Amazon on a high as Alexa conquers the universe

Noel Campion looks at how Santa Claus has helped Amazon Echo Plus take centre stage in people’s homes.

Amazon on a high as Alexa conquers the universe

Noel Campion looks at how Santa Claus has helped Amazon Echo Plus take centre stage in people’s homes.

Christmas 2018 will be remembered as the season of Alexa because it seemed like everyone I know bought an Amazon Echo.

It’s no wonder then that the Alexa servers struggled when everyone powered on their new AI-powered devices for the first time on Christmas morning.

Over the last month or so I’ve been testing two new Amazon Alexa enabled devices; the Amazon Echo Show (2nd gen) and the Amazon Echo Plus (2nd gen).

The original Amazon Echo Show was never officially sold here in Ireland, but the new Show is now readily available here for €219.

One of the main distinctions between the Show and the standard Echo is that it has a screen.

This isn’t the only Alexa with a screen, the Echo Spot also has a 2.5-inch screen.

However, the Show has a large 10.1-inch HD display with powerful speakers along with all of the same skills and features you’d expect from any other Amazon Echo.

The primary location for the Echo Show during my testing was in my kitchen where I mostly used it to listen to the radio and music, but I also tried it in my living room where it had to compete with the family TV.

So, crucially, one of the most important features in the Echo Show is the speakers — especially if you enjoy listening to music or watching videos on YouTube.

The Echo Show’s new speakers feature dual 2-inch premium drivers, a passive bass radiator and Dolby processing all of which produce a powerful sound with room-filling volume.

You can also adjust the treble, mid and bass levels, and set up multi-room music to play music across compatible Echo devices throughout your home.

For general listening to a broad spectrum of sounds including music, the Show is a massive upgrade from the much smaller Echo Spot.

It can get really loud and the bass is impressive for the size of the unit and the mids are warm while the highs don’t sound tinny like the Echo Dot.

Overall, the sound is excellent, and on par with a lot of decent mid-range Bluetooth speakers that you’d pay only a little less for.

The 10.1-inch display is also a touchscreen that offers some additional flexibility, but because this is an Alexa device I found I didn’t need to touch the screen too often.

The screen isn’t anything special, but it really doesn’t need to be.

Unfortunately, unlike our friends across the water, you can’t watch Amazon Prime videos on it or at least I couldn’t get it to work despite having a Prime account.

However, I preferred playing music videos and trailers from YouTube while working away in the kitchen anyway.

The screen features auto dimming by using motion detection, which helps conserve power during the night and when there’s nobody about.

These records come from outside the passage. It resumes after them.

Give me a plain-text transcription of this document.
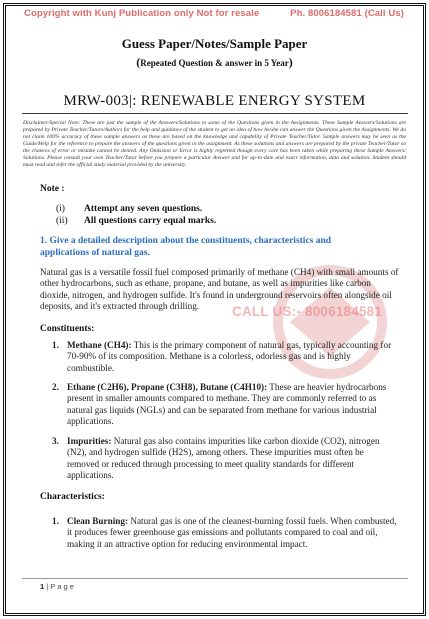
Copyright with Kunj Publication only Not for resale	Ph. 8006184581 (Call Us)
Guess Paper/Notes/Sample Paper
(Repeated Question & answer in 5 Year)
MRW-003|: RENEWABLE ENERGY SYSTEM
Disclaimer/Special Note: These are just the sample of the Answers/Solutions to some of the Questions given in the Assignments. These Sample Answers/Solutions are prepared by Private Teacher/Tutors/Authors for the help and guidance of the student to get an idea of how he/she can answer the Questions given the Assignments. We do not claim 100% accuracy of these sample answers as these are based on the knowledge and capability of Private Teacher/Tutor. Sample answers may be seen as the Guide/Help for the reference to prepare the answers of the questions given in the assignment. As these solutions and answers are prepared by the private Teacher/Tutor so the chances of error or mistake cannot be denied. Any Omission or Error is highly regretted though every care has been taken while preparing these Sample Answers/ Solutions. Please consult your own Teacher/Tutor before you prepare a particular Answer and for up-to-date and exact information, data and solution. Student should must read and refer the official study material provided by the university.
CALL US:- 8006184581
Note :
(i) Attempt any seven questions.
(ii) All questions carry equal marks.
1. Give a detailed description about the constituents, characteristics and applications of natural gas.
Natural gas is a versatile fossil fuel composed primarily of methane (CH4) with small amounts of other hydrocarbons, such as ethane, propane, and butane, as well as impurities like carbon dioxide, nitrogen, and hydrogen sulfide. It's found in underground reservoirs often alongside oil deposits, and it's extracted through drilling.
Constituents:
1. Methane (CH4): This is the primary component of natural gas, typically accounting for 70-90% of its composition. Methane is a colorless, odorless gas and is highly combustible.
2. Ethane (C2H6), Propane (C3H8), Butane (C4H10): These are heavier hydrocarbons present in smaller amounts compared to methane. They are commonly referred to as natural gas liquids (NGLs) and can be separated from methane for various industrial applications.
3. Impurities: Natural gas also contains impurities like carbon dioxide (CO2), nitrogen (N2), and hydrogen sulfide (H2S), among others. These impurities must often be removed or reduced through processing to meet quality standards for different applications.
Characteristics:
1. Clean Burning: Natural gas is one of the cleanest-burning fossil fuels. When combusted, it produces fewer greenhouse gas emissions and pollutants compared to coal and oil, making it an attractive option for reducing environmental impact.
1 | P a g e
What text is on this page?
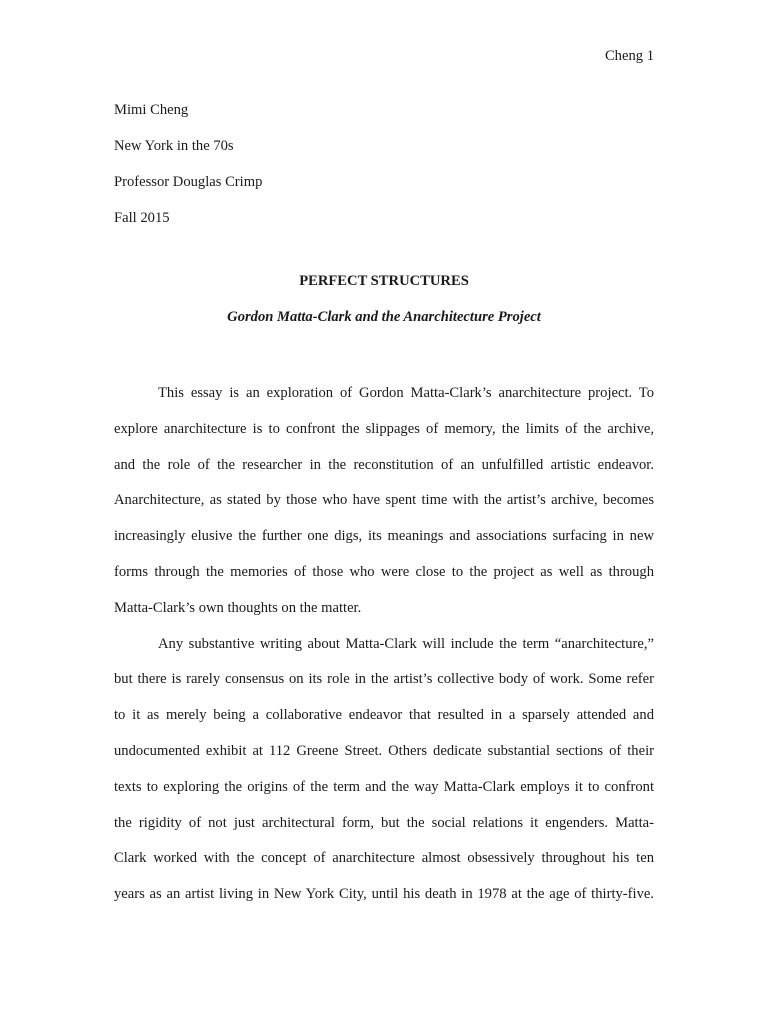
Cheng 1
Mimi Cheng
New York in the 70s
Professor Douglas Crimp
Fall 2015
PERFECT STRUCTURES
Gordon Matta-Clark and the Anarchitecture Project

This essay is an exploration of Gordon Matta-Clark’s anarchitecture project. To
explore anarchitecture is to confront the slippages of memory, the limits of the archive,
and the role of the researcher in the reconstitution of an unfulfilled artistic endeavor.
Anarchitecture, as stated by those who have spent time with the artist’s archive, becomes
increasingly elusive the further one digs, its meanings and associations surfacing in new
forms through the memories of those who were close to the project as well as through
Matta-Clark’s own thoughts on the matter.

Any substantive writing about Matta-Clark will include the term “anarchitecture,”
but there is rarely consensus on its role in the artist’s collective body of work. Some refer
to it as merely being a collaborative endeavor that resulted in a sparsely attended and
undocumented exhibit at 112 Greene Street. Others dedicate substantial sections of their
texts to exploring the origins of the term and the way Matta-Clark employs it to confront
the rigidity of not just architectural form, but the social relations it engenders. Matta-
Clark worked with the concept of anarchitecture almost obsessively throughout his ten
years as an artist living in New York City, until his death in 1978 at the age of thirty-five.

Out of the box, the screen will display news headlines and shows, clock, pictogram of the weather, upcoming calendar entries and reminders.

It will even play RTÉ News video headline news if you choose and you can pick your news sources from local streams or around the world — from tech to sport.

You’ll also get lots of suggestions for the things you can ask Alexa.

I also set it up to show photos from my Prime Photo library as a slideshow in the background to make it more personal.

The touchscreen is responsive and works well, but there’s little reason to use it too often, which is not a downside.

You also get some physical controls for volume up, down and mute on the top to stop Alexa from listening to you.

As previously mentioned, there’s a front-facing camera on the Echo Show and I know that this will freak some people out.

If you’re one of those who has privacy concerns, then just ask Alexa to turn off the camera or simply put some tape over the camera to block it.

I really found it great for making video calls using the ‘Drop In’ feature.

With this, I was able to make video calls from my smartphone’s Alexa app.

By default, the Echo Show automatically answered the call.

This means you can use it as a security camera of sorts.

You can also ask Alexa to show you a video feed from your security camera, but unfortunately, this feature didn’t work with my Hive View camera.

The Echo Show features the Zigbee protocol meaning you don’t need an additional smart hub for things like Philips bulbs and other devices that support the standard.

Overall, I loved using the Echo Show, but I’m already a fan of Alexa and the addition of a screen made the experience more personable to me.

It’s nice to see the album art when playing music for example and I really enjoyed the quality of the speakers based on the type of music that I listened to.

The Echo Plus also supports The Zigbee standard and unlike the Echo Show, it does have a 3.5mm jack to allow you connect it to another speaker. Both the Show and Plus allow you to connect to a Bluetooth speaker.

The new Echo Plus looks more rounded than the original with fabric sounding it, a rubber base and the top has the ring of LEDs, seven far-field mics and the volume, Alexa and mute buttons.

Sound quality is much better than the Echo Dot, but not as good, or as powerful as the Echo Show.

Like the Show, however, the audio processing is thanks to Dolby Labs.

Compared to the Amazon Echo, I don’t see much of an improvement in sound quality, so only buy the Plus if you’re interested in the built-in Zigbee feature.

Amazon Echo Plus is available now for €169.